While the official name hasn’t been announced yet, we got to know a bit more about Android P. For example: why is the time now displayed on the top left corner instead of the top right corner? (Answer: because of “balance” and the top notch some vendors are adding to their devices)
There are going to be more details about the changes coming in Android P later in the post. For the moment just know that if you have a supported device you can download the beta version of the OS from this link: Android P Beta. I’ve used it for the past few days and it seems to be stable enough for everyday use.

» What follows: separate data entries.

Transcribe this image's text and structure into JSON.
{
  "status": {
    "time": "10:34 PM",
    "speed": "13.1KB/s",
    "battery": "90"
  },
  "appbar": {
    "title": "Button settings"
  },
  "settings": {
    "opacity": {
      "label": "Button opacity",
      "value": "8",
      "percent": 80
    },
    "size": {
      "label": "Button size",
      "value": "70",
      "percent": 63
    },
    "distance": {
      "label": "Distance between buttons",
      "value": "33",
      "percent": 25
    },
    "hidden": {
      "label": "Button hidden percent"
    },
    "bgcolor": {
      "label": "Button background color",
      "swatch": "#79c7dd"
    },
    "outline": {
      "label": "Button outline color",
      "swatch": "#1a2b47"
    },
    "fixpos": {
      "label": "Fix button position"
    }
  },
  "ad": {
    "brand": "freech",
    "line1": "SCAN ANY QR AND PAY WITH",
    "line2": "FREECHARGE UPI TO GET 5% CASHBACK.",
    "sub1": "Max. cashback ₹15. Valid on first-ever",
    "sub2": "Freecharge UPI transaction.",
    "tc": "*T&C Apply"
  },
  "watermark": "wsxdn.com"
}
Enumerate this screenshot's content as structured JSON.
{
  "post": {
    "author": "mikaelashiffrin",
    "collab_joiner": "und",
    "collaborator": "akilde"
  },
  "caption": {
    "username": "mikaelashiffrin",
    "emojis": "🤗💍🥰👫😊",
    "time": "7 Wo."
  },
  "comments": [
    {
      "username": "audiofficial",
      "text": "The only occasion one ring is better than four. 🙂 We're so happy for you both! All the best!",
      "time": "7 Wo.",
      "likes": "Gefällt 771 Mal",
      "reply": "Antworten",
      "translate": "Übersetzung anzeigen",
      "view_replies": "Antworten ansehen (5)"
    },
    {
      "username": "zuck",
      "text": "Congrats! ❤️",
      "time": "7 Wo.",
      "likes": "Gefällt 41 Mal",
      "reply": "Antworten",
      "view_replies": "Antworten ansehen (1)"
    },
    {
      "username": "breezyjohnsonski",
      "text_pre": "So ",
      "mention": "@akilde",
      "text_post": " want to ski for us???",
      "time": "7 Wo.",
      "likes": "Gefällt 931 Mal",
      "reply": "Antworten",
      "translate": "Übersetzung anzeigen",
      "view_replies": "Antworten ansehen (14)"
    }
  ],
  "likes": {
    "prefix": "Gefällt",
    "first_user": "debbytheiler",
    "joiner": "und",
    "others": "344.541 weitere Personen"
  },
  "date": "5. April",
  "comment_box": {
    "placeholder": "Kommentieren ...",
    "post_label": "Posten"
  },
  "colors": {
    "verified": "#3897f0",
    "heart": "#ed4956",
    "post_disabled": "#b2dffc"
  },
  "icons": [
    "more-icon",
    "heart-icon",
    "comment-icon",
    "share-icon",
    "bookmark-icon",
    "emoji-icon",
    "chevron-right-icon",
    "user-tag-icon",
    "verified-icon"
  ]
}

Some of the new gestures might take some time to get used to. The biggest change is probably the swipe interaction on the home button, but this is disabled by default. To enable it you can go to “System > Gestures > Swipe up on home button”.
Android P also officially adds support for screen cutouts. Cutouts seems to be popular in this year’s high end devices so you might want to review your app to verify how it handles them. (Remember when Android devs were making fun of the iPhone X top notch?)
From what I could see, most of the code samples used during the conference were in Kotlin. Googlers keep praising the newly supported language (rightly so) and encourage developers to pick it up if they haven’t already. It’s safe to say that Google is definitely committing to Kotlin for the long run.
During I/O a new set of KoTlin eXtensions (KTX) was announced. These extensions improve the framework APIs when working on Kotlin. More details in the session hosted by Jake Wharton: Android Jetpack: sweetening Kotlin development with Android KTX.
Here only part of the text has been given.